The nooses were hung by white students after black students sat under a tree the white students apparently considered their own. The students who hung the nooses faced only a brief suspension from school and no criminal charges for their actions, sparking anger among the town’s black residents. The racial tension led to a number of confrontations and fights between whites and blacks, with blacks consistently facing harsher punishment for their actions. In the case of the Jena Six, six black youths, at the time all students at Jena High school, were charged in December 2006 with beating a white schoolmate, Justin Barker. The black youths initially faced felony charges of attempted murder with potential fines of more than $90,000 and potential sentences as high as 20 years.

The severity of the charges drew widespread international criticism and protest. A judge went on to reduce the charges against Carwin Jones, Jesse Ray Beard, Robert Bailey Jr., Bryant Purvis and Theo Shaw to aggravated second-degree battery. Mychal Bell, the only one of the Jena Six to go to trial, pleaded guilty to second-degree battery as a juvenile in December 2007 and has since completed his period of 18-months in jail.

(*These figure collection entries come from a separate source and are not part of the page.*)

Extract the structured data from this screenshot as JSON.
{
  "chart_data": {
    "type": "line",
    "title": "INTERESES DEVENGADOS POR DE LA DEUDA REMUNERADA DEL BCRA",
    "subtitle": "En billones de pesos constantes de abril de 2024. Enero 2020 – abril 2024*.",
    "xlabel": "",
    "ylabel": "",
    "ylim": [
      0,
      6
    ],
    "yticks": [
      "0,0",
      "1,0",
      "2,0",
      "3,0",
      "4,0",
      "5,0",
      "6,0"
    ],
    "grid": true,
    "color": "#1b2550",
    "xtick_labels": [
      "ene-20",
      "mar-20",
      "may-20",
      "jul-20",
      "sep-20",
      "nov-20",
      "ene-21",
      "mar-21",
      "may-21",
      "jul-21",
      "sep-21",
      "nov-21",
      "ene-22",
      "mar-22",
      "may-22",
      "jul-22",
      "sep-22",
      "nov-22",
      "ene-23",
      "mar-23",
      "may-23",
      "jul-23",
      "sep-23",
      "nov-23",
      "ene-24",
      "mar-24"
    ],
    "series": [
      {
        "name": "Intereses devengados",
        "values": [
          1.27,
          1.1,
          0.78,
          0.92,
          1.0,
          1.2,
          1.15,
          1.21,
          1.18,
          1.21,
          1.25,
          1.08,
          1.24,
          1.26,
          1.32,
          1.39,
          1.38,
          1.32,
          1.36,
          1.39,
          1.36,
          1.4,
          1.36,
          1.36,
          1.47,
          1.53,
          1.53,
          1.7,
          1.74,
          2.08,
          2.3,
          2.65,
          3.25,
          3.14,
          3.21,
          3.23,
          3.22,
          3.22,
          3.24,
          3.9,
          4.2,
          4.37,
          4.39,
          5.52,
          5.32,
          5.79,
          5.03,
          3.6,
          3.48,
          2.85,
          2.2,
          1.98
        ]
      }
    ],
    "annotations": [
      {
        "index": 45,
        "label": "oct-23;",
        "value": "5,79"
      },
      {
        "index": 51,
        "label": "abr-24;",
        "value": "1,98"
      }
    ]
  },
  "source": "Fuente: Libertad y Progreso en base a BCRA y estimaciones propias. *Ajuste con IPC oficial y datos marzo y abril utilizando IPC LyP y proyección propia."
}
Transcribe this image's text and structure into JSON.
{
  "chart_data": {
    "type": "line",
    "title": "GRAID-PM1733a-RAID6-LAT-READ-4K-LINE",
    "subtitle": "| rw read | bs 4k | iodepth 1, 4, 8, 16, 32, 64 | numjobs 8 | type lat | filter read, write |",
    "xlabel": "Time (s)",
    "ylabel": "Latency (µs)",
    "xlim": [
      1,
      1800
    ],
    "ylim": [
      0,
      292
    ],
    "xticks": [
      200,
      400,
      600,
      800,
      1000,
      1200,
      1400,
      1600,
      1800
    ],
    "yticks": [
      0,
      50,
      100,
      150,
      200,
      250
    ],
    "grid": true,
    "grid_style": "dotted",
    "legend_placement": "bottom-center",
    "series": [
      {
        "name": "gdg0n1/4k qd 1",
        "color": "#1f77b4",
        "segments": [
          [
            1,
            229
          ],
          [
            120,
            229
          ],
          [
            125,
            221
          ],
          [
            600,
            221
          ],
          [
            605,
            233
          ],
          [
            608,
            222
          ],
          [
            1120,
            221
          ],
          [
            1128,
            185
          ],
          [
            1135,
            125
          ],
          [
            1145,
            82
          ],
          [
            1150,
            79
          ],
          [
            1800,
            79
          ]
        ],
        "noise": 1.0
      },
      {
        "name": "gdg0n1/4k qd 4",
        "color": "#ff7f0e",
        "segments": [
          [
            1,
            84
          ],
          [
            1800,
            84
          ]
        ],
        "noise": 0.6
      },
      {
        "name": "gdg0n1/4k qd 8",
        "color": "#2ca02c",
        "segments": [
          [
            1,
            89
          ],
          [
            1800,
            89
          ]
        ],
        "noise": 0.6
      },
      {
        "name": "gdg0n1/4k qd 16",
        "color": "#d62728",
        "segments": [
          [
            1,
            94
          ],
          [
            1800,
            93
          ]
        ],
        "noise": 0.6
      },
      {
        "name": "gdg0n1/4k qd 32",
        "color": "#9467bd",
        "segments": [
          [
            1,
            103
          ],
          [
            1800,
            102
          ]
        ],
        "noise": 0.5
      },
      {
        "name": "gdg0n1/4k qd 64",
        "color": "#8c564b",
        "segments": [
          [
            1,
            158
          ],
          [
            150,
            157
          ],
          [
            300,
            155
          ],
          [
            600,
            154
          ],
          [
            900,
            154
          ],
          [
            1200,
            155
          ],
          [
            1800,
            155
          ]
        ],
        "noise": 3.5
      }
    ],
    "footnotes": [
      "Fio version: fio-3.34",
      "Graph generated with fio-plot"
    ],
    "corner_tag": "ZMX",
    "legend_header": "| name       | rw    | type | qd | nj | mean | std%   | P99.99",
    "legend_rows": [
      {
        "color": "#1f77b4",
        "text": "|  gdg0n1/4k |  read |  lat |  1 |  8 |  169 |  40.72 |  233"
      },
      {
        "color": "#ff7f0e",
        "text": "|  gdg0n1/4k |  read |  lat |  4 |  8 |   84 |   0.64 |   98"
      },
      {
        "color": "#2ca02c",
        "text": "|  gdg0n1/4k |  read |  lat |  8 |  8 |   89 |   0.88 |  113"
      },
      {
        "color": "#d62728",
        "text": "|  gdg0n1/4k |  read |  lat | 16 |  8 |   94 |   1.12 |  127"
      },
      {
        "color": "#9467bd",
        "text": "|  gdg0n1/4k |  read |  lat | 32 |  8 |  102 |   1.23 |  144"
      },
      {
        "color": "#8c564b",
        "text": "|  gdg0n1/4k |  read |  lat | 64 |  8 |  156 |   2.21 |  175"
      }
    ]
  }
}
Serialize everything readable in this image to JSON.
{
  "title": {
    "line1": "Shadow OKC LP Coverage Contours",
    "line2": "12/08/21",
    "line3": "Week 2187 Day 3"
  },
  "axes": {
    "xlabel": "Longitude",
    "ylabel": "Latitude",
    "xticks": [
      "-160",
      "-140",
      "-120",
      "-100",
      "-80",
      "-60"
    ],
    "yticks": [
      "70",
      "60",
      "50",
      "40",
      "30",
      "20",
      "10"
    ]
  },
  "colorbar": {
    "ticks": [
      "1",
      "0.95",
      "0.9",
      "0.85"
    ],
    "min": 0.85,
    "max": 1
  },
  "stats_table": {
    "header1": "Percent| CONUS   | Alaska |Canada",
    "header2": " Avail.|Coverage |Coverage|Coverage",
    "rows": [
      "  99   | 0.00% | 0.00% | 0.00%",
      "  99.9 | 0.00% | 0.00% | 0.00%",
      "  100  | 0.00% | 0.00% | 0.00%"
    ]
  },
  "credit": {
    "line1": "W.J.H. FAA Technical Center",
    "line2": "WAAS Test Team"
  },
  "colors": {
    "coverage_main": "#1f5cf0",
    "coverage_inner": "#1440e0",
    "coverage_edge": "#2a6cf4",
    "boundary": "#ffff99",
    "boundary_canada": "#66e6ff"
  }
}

Last Friday the case — which captured the imagination of a whole generation of black youth — came to a final resolution. The five remaining Jena Six defendants — Carwin Jones, Jesse Ray Beard, Robert Bailey Jr., Bryant Purvis and Theodore Shaw — pleaded no contest to simple battery and agreed to fines and seven days of probation.

Civil rights activists have pointed out that the case of the Jena Six shone a light on the miscarriages of justice that happen to black male youth across the country. As David Utter of the Southern Poverty Law Center said last Friday: ‘These things don’t just happen in Louisiana.’

ColorOfChange.org, the online civil rights group that raised more than $275,000 for legal defense for the Jena Six, applauded the plea bargain. In a press statement on Friday the group said:

[T]he plea deal marked an acknowledgement by officials that the Louisiana justice system initially treated the then-teenage boys too harshly, privileging white students’ accounts of a schoolyard fight over those of black students in the largely segregated town of Jena.

‘Today’s plea deal shows that the original charges in the case were unfair and vastly overblown,’ said James Rucker, ColorOfChange.org’s executive director. ‘The story of the Jena 6 was an extreme example of what can happen when a justice system biased against black boys operates unchecked. But it’s also an example of what can happen when hundreds of thousands of people across the country stand up to challenge unequal justice.’

All in all, most observers agree it was a quiet end for the young men who, in 2007, were at the center of one of the largest civil rights demonstrations in a generation and the subject of rallying cries such as ‘Free the Jena Six.’ All the young men are now moving on with their lives, their attorneys say. Purvis is attending Ranger Junior College in Ranger, Texas; Bailey plans to enroll in Grambling State University in the fall; Shaw is attending Delta State Community College in Monroe; Jones is attending Tyler Junior College in Texas; Beard is enrolled in Canterbury, a private prep school in Connecticut; and Bell is enrolled in a historically black college in Louisiana.